Conservatives still evince far greater skepticism than liberals, but that gap is closing. Trust in the media among Democrats fell to 54 percent last year, a 14-year low. The figure for Republicans was 32 percent.

The big question is why.

Gallup itself says the media’s tumbling public esteem roughly parallels the loss of trust for other institutions, such as Congress, banks, organized religion and the presidency. But the polling organization also suggests that some of the media’s wounds are self-inflicted: “Major venerable news organizations have been caught making serious mistakes in the past several years, including the scandal involving former NBC Nightly News anchor Brian Williams.”

Academics and others who study the media see a more complex series of interactions at work.

The short version might be something like this: Digital innovations, such as social media and the Internet generally, have democratized the media, putting the power to report — sometimes not all that well — in the hands of many more people.

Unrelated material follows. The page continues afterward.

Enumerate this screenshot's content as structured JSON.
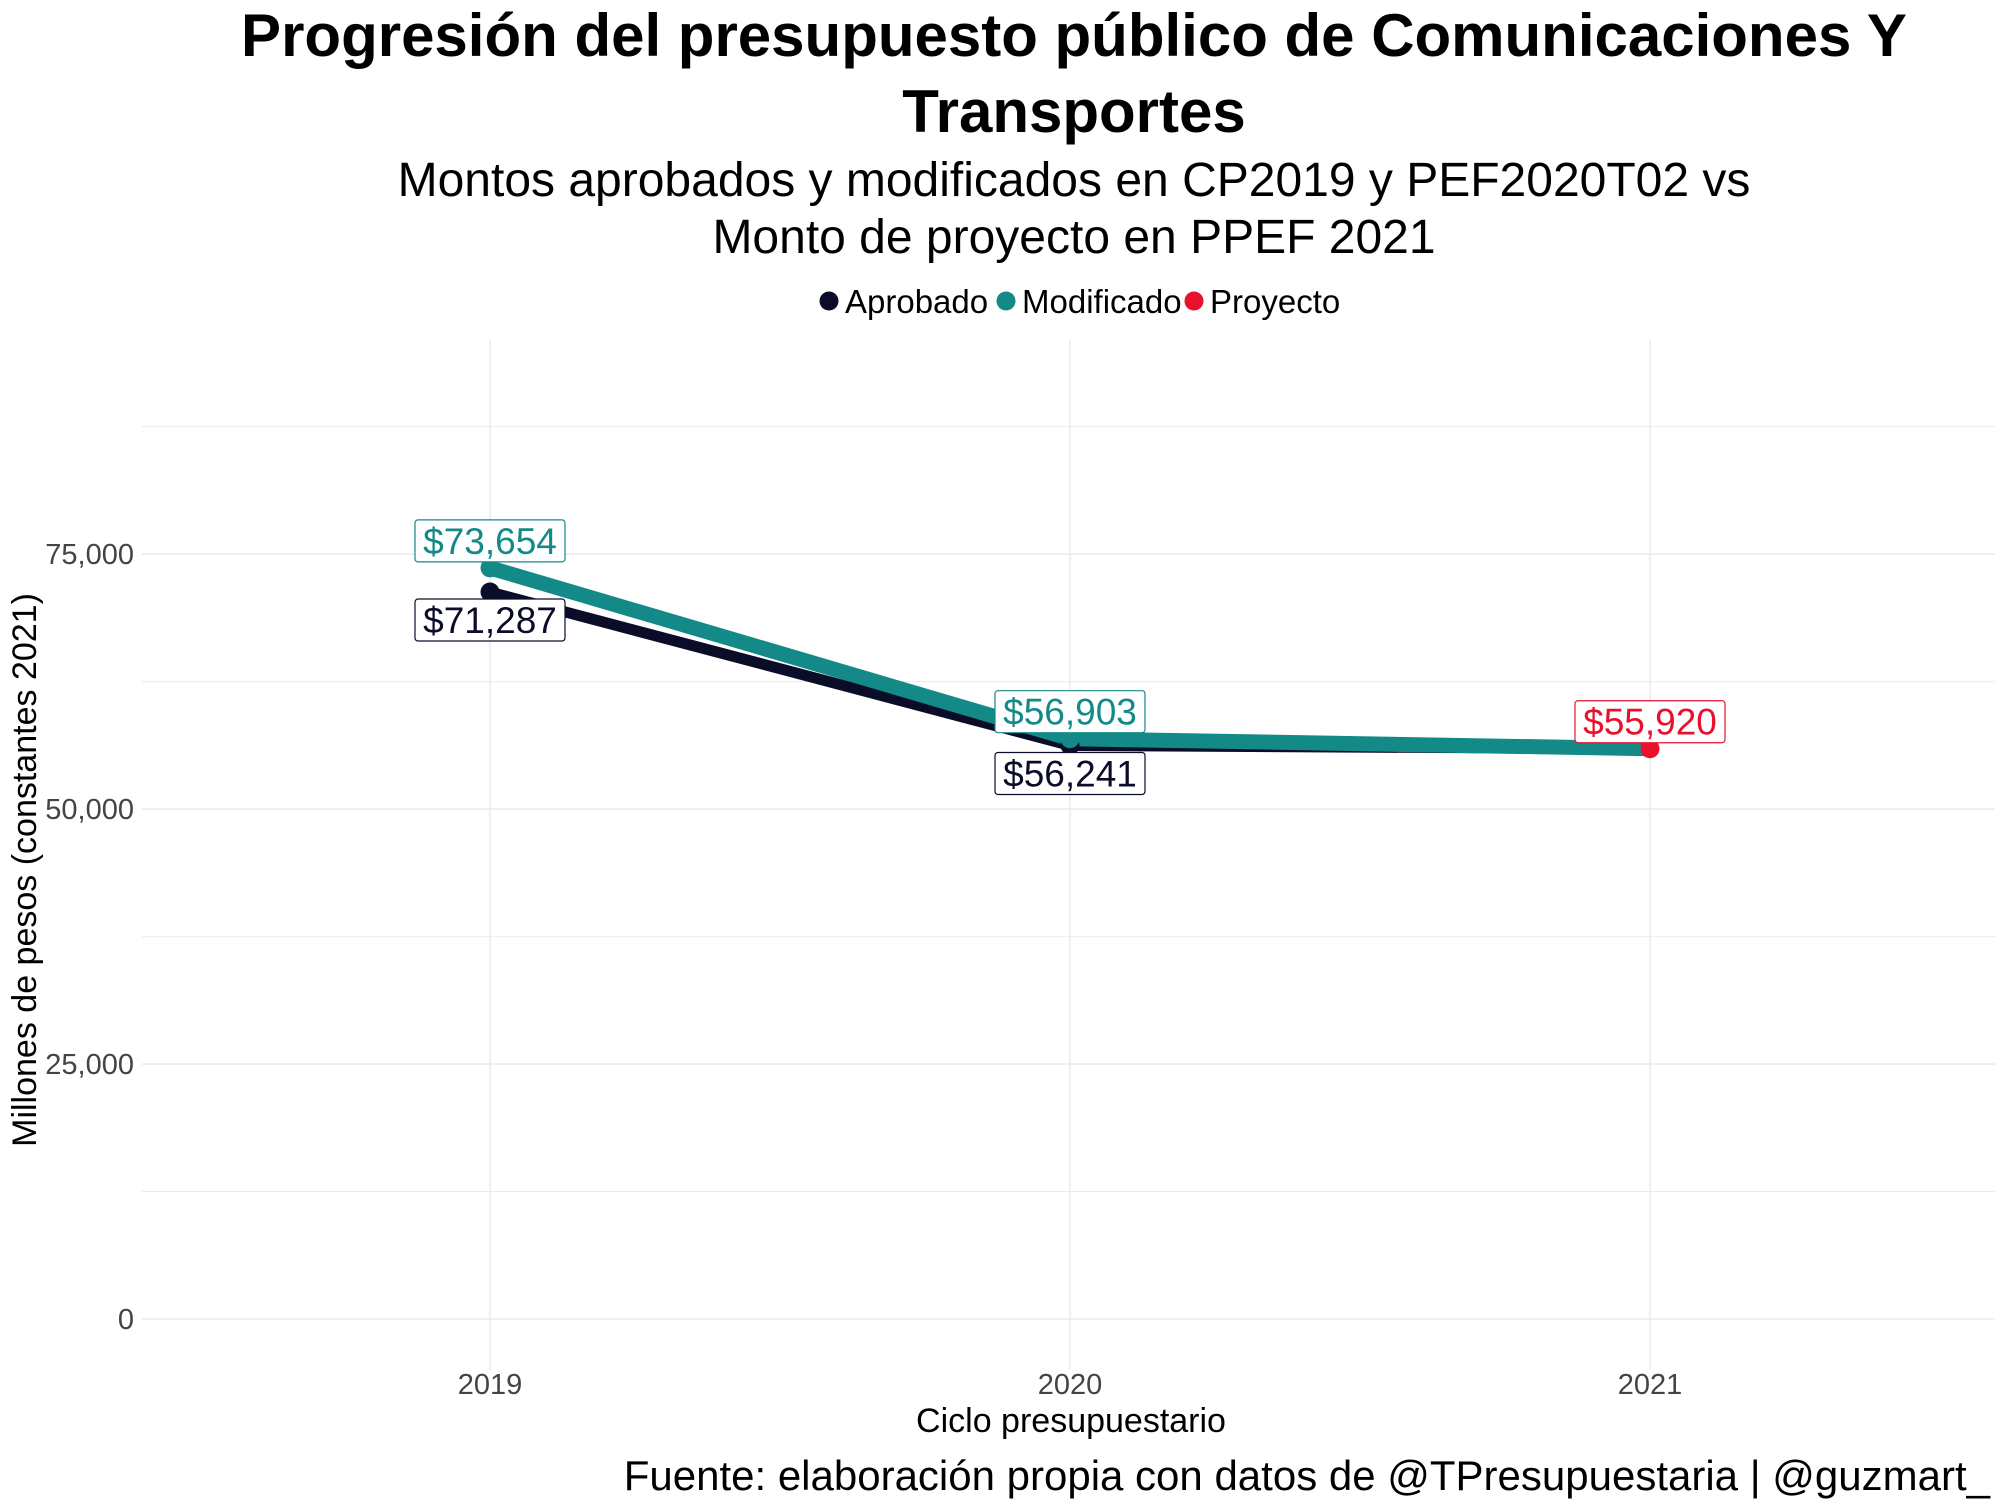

The digital revolution has also weakened the traditional media, those professional gatekeepers who once forged a general consensus, right or wrong, about what constituted the day’s news.

As a result, the “media” have gotten bigger, broader, more opinionated, partisan and sensational — and arguably less capable.

“It bereaves me to say this, but [the public’s dim view of the media] is a perfectly understandable reflection of the fact that most of the media are not doing things as well as they once did,” said Edward Wasserman, the dean of the University of California at Berkeley’s graduate journalism school. “Coverage is not as thoughtful, penetrating and complete as it once was. You don’t have the news staff, the news hole, the foreign bureaus, the statehouse reporting that you once did. . . . It’s the rare exception that a news organization has gotten better, not worse,” over the past decade or so.

The tyranny of ratings and clicks — news sites can now instantly measure the ebb and flow of readers and viewers — might be a culprit, too. “I suspect there are many good news organizations that reward producers whose work draws the most attention,” regardless of other criteria, Wasserman said.

On the other hand, particularly during the campaign season, criticism of the media spikes, and not all of it is justified, said Paul Fletcher, president of the Society of Professional Journalists. “The press is an easy target,” he said. “Candidates like to control their messages, and they don’t like it when journalists ask them questions that might derail their messages. It’s easy to characterize a legitimate question as a ‘gotcha’ because it’s a way to escape answering or a means to try to change the subject and attack the motives of the questioner.”

Georgetown scholar Jonathan Ladd takes a longer view. He blames a convergence of factors — the inevitable “perfect storm” — for the decline of trust in the media over the past 3 1 /2 decades. New technology, starting with cable TV in the 1980s, brought more media — and more criticism of the media from the new entrants, he said. Deregulation, particularly the elimination of the restrictive Fairness Doctrine in 1987, brought still more opinionated voices to the air (Rush Limbaugh, for one), intensifying the public’s doubts about the media.

By the time the Internet matured, media-on-media criticism was rife, making public distrust all but inevitable, said Ladd, the author of “Why Americans Hate the Media and How It Matters.”

The bad news, he said, is that more partisan media may have driven a more polarized electorate. But that doesn’t mean the process will continue without end. “I think we’re starting to come to a new equilibrium,” Ladd said. “It’s settling down. I think there is a core who want the kind of institutional news that NPR, The Washington Post and the New York Times provide. There’s a large audience for that.”